With several high-profile cracking efforts in the last year, government agencies are slowly but surely battening down the hatches. For its part, NASA has recently jacked up its computer crime countermeasures by building a new low-cost supercomputer that can cut through data at lightning-fast speed.
"It's a brand-new program -- no one's done this before in law enforcement," said Thomas J. Talleur, an executive with NASA's Office of Inspector General advanced technology programs. The National Aeronautics & Space Administration's Computer Crimes Division (CCD) built the new system, which is a DIY supercomputer used to scan seized hard drives, network server logs, and communications transmission data for evidence.
In the old days, investigations were carried out using DOS-based machines, but they worked fine for the job -- a seized machine might only have a 300 MB hard drive that one agent could scan through himself. But today, the volume of seized data might run into the hundreds of gigabytes, and using the old methods -- even with dual Pentium-processors and multiple drives -- could take weeks to find answers.

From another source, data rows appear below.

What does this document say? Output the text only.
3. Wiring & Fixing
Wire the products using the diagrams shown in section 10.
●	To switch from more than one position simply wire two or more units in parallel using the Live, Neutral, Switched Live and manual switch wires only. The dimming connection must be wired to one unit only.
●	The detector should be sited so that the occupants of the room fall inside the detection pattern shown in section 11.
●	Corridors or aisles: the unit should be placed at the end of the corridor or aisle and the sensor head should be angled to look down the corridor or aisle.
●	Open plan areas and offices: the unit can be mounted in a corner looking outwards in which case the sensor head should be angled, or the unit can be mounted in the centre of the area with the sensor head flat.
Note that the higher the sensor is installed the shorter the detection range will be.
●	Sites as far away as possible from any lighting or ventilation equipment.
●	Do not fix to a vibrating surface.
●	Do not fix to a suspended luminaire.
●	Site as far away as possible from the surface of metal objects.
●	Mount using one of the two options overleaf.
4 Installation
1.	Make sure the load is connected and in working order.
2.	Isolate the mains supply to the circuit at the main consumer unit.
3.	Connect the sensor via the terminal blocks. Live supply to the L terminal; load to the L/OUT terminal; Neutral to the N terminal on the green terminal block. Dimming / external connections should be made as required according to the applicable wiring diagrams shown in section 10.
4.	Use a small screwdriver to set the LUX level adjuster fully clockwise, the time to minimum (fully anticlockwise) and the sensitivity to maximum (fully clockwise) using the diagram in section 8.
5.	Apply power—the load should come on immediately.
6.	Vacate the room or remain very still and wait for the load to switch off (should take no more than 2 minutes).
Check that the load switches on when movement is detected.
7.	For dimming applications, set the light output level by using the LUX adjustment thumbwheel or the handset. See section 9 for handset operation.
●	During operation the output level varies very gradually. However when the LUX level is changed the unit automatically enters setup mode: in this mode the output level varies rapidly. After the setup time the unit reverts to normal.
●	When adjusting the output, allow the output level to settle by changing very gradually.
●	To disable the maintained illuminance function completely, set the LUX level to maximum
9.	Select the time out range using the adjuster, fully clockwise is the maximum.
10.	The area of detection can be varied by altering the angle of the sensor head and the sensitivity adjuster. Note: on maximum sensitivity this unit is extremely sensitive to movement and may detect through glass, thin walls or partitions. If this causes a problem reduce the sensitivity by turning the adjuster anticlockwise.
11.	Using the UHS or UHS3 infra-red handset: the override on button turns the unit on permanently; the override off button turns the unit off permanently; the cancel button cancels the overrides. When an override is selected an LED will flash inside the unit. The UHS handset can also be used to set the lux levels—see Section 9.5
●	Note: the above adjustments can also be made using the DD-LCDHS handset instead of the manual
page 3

Enter Beowulf, a system that uses a parallel-processing architecture and off-the-shelf machines running the freely available Linux operating system. One machine is the server node, and distributes a processing job to all of the other machines, which are client nodes. All of these CPUs work on part of a task at the same time. Distributed processing allows the computer to complete a job much faster than a single, even much more powerful, processor could. To exponentially increase the power of a Beowulf cluster, an engineer could simply add more nodes.
The total hardware cost for CCD's 24-node Beowulf cluster was US$57,000 -- as compared to most commercial supercomputers today, which cost between $10 million and $30 million. The cluster gives 2.4 gigabytes per second throughput, which means that a 200 GB hard drive can be scanned in only 20 seconds. While it took five to seven weeks to analyze the evidence of several intruders in the recent Israeli hacker case, Talleur said it would have only taken a few hours with Beowulf.
Given the speed of the new supercomputer, the CCD has changed the methodology behind its computer-crime investigations.
"The goal of this cluster is not to provide automated data analysis 10 times faster -- it's to do it interactively," said Dan Ridge, CCD's Beowulf guru.
Three or four years ago, Ridge said, you could cull the most interesting 1 percent of text from a seized 100 MB hard drive, and one agent could eyeball it himself. But now, culling that 1 percent of even a 23 GB drive is too much for one person to visually analyze -- instead, an agent uses the robust collection of GNU utilities to make interactive queries about the data.
"You're interested in a different set of things if you can have the answer in two seconds than if you have to go to lunch before you get the answer," Ridge said. "It lets you make ad hoc queries and follow nonintuitive discovery paths to find out what's going on."
What agents look for are text strings, such as the keystrokes a cracker might use to perform a break-in, or telltale entries in a system log that show that a cracker had visited a particular site. These kinds of searches are integer-intensive, disk bandwidth-intensive operations; with Beowulf, an agent can make off-the-wall queries that might only show up rarely and weren't done with the old methodology, where it would take hours to get results.
"But if you can ask it in two seconds," Ridge said, "you're gonna ask it."
The Beowulf project was developed at NASA by Thomas Sterling and Donald Becker in the summer of 1994; today, anyone can buy a Beowulf CD-ROM -- Red Hat Software's Extreme Linux package -- for $29.
"I think it reflects good expenditure of public taxpayer funds," he said. "We're not going out and investing millions of dollars in some vendor's proprietary system -- we have the power to control our own destiny, in-house. As a manager and as an executive, this is what I like about it."
Talleur said that he hopes the project will set an example to other organizations, because this system has the flexibility to be used for other purposes as well.
"NASA's usage of Extreme Linux to speed the search process of data involved in computer crime cases demonstrates the technology in an area of interest to business -- high-speed searching of large data sets," said Robert Hart, Red Hat's director of support services.
"The financial sector is generally fairly technologically conservative, but their increasingly sophisticated models are driving them to ever-higher-cost monolithic hardware," Hart said. "Extreme Linux clusters offer them a potential way out of this problem."